Mas a televisão estatal iraniana disse na quarta-feira que o regime rejeitou liminarmente a proposta, com Teerão a exigir o encerramento de todas as bases dos EUA no Golfo, reparações e o fim dos ataques israelitas contra o Hezbollah no Líbano.
Teerão também procura colocar o estreito – um ponto de estrangulamento para cerca de um quinto do petróleo mundial – sob o seu controlo, permitindo-lhe cobrar taxas de trânsito aos navios que passam, tal como o Egipto faz com o Canal de Suez.
Um responsável de Trump descreveu as exigências do Irão como “ridículas” e “irrealistas”, alertando que é agora mais difícil chegar a um acordo do que antes do início da guerra, enquanto o Presidente prepara uma potencial força de invasão terrestre.
Os diplomatas dos EUA e do Irão não têm falado através de contacto directo e, em vez disso, comunicam através de intermediários do Médio Oriente provenientes do Egipto, da Turquia e do Paquistão.
O círculo íntimo de Netanyahu pretende alcançar três objectivos de guerra principais: eliminar o arsenal de mísseis balísticos do Irão, garantir que Teerão não possa desenvolver uma ogiva nuclear e promover um ambiente dentro do Irão para que os civis derrubem o regime islâmico.
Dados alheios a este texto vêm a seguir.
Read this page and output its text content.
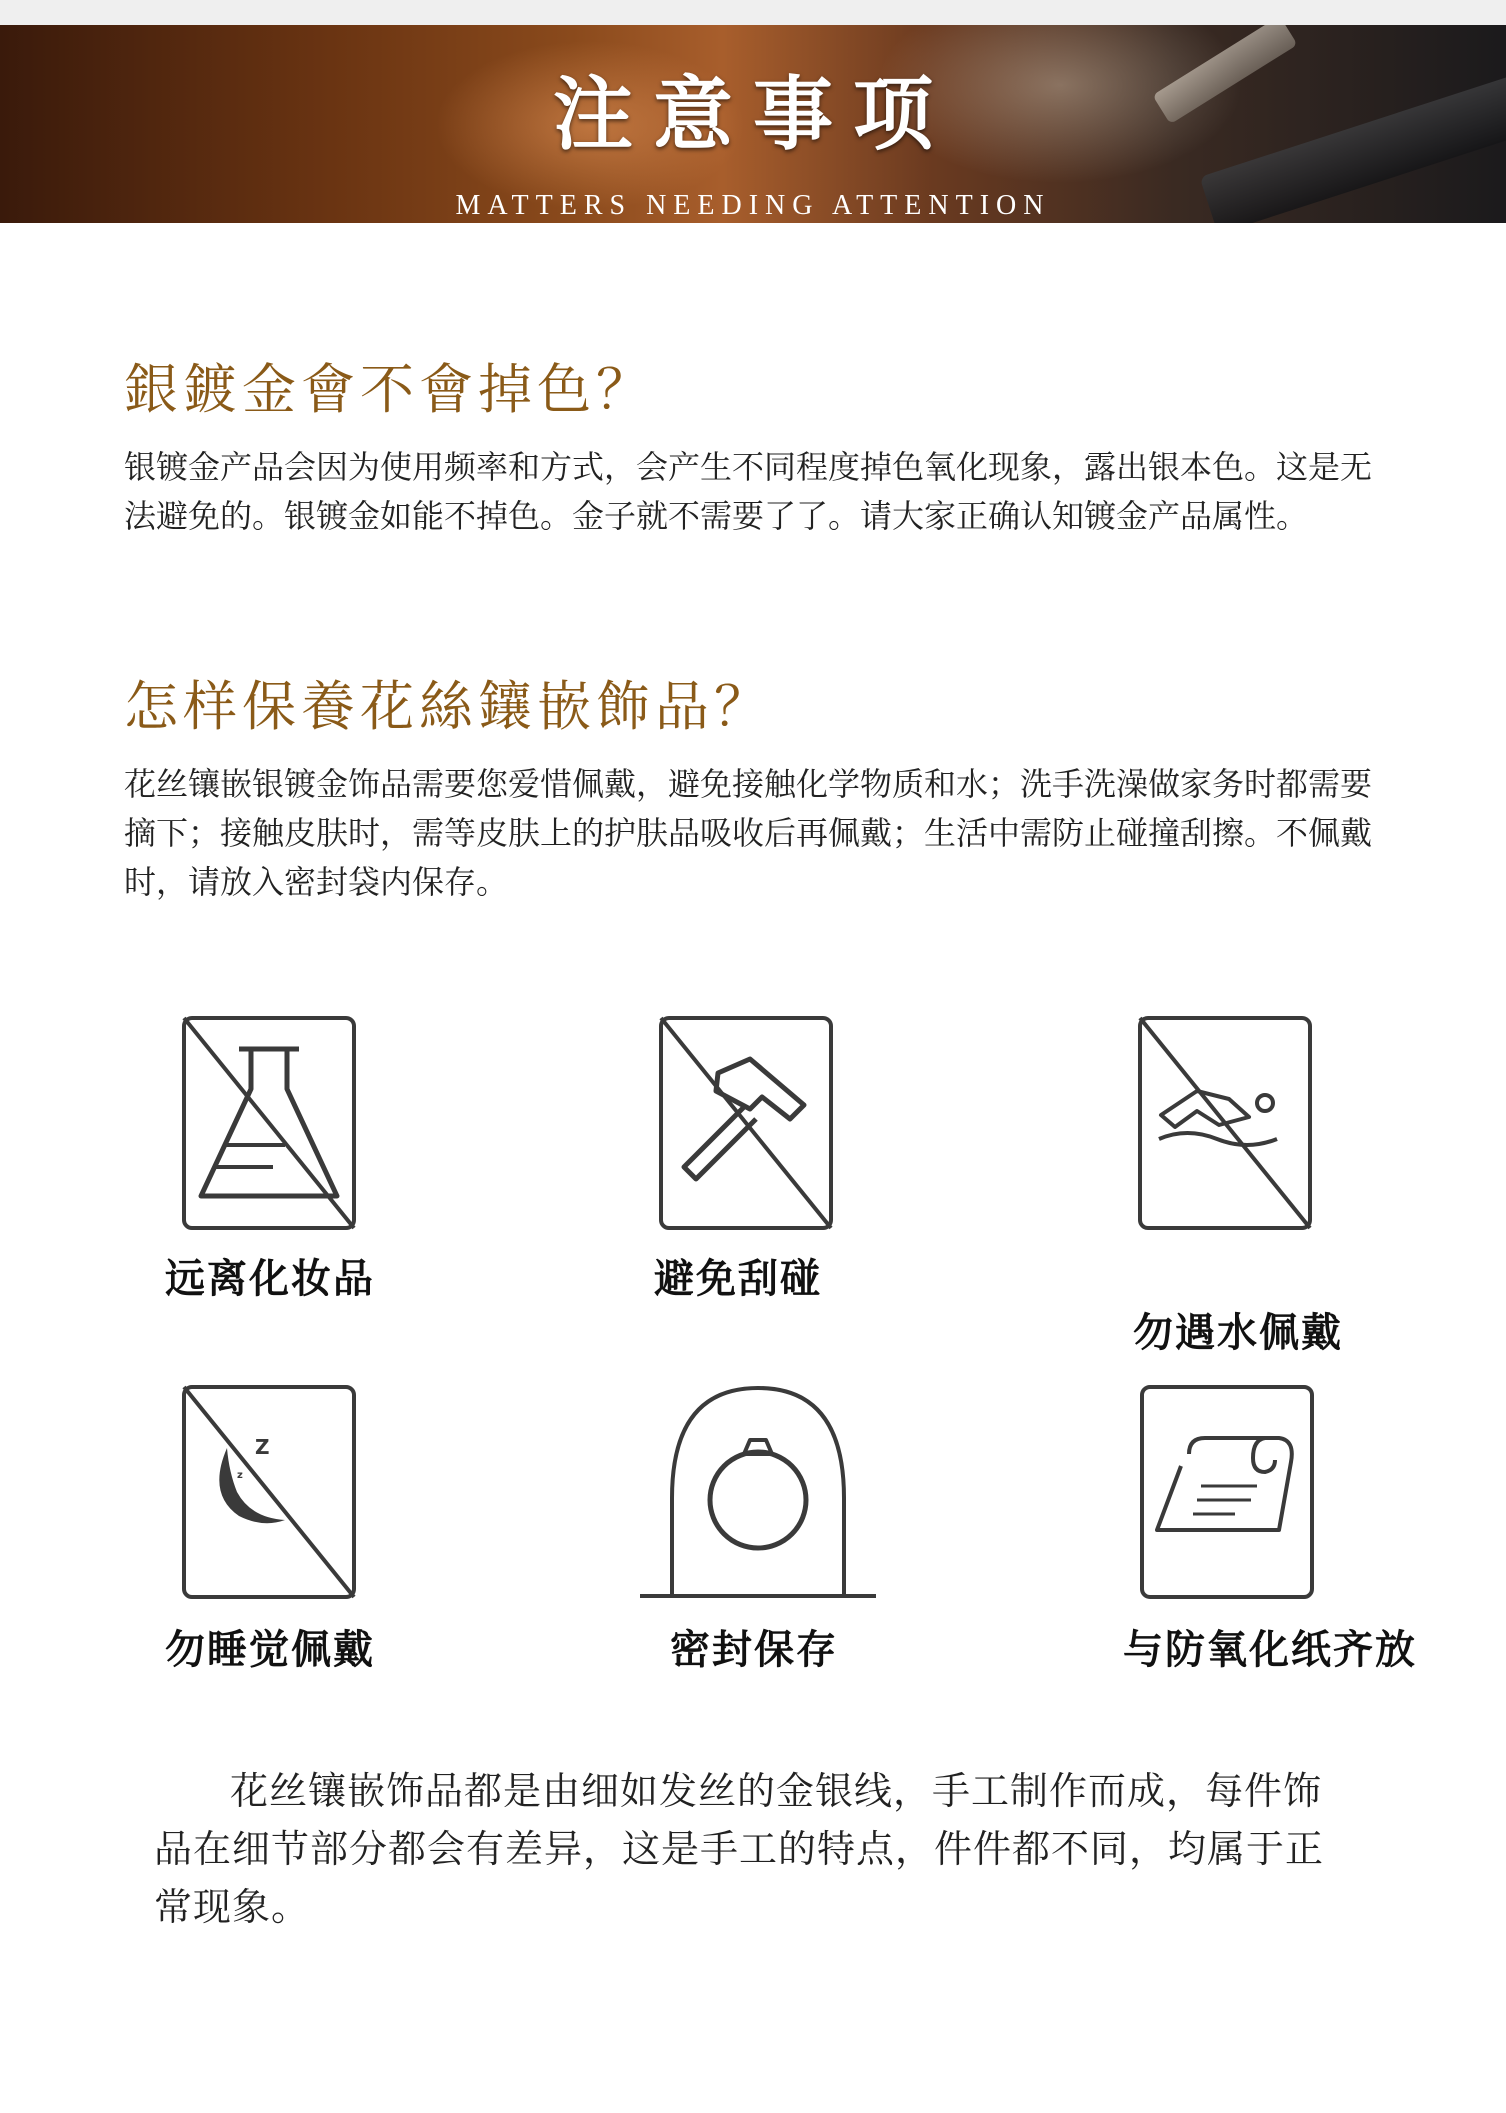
注意事项
MATTERS NEEDING ATTENTION
銀鍍金會不會掉色？
银镀金产品会因为使用频率和方式，会产生不同程度掉色氧化现象，露出银本色。这是无法避免的。银镀金如能不掉色。金子就不需要了了。请大家正确认知镀金产品属性。
怎样保養花絲鑲嵌飾品？
花丝镶嵌银镀金饰品需要您爱惜佩戴，避免接触化学物质和水；洗手洗澡做家务时都需要摘下；接触皮肤时，需等皮肤上的护肤品吸收后再佩戴；生活中需防止碰撞刮擦。不佩戴时，请放入密封袋内保存。
Z
z
远离化妆品	避免刮碰
勿遇水佩戴
勿睡觉佩戴	密封保存	与防氧化纸齐放
花丝镶嵌饰品都是由细如发丝的金银线，手工制作而成，每件饰品在细节部分都会有差异，这是手工的特点，件件都不同，均属于正常现象。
Fumaça e chamas sobem no local dos ataques aéreos em um depósito de petróleo em Teerã
Presidente do parlamento iraniano, Mohammad Bagher Qalibaf em Teerã, Irã, 1º de fevereiro
A administração Trump parece ter criado distância com o seu objectivo de mudança de regime depois de os ataques contra a liderança sênior não terem conseguido derrubar o governo
Ataques israelenses em Gaza na manhã de quarta-feira
A Arábia Saudita deixou claro que ceder o controle do Estreito de Ormuz é um fracasso, com Riad instando Trump a permanecer na luta.
O príncipe herdeiro Mohammed bin Salman instou repetidamente Trump a acabar com o regime islâmico em apelos durante a última semana, incluindo o uso de forças terrestres para tomar as instalações energéticas do Irão.
O Irã continua cauteloso com os enviados de Trump, Jared Kushner e Steve Witkoff, acusando a dupla de “trair pelas costas” Teerã nas negociações antes dos ataques dos EUA e de Israel em 28 de fevereiro.
As autoridades iranianas estão pressionando para que o vice-presidente JD Vance lidere a equipe de negociação dos EUA, acreditando que ele está solidário depois de expressar em particular dúvidas sobre a Operação Epic Fury.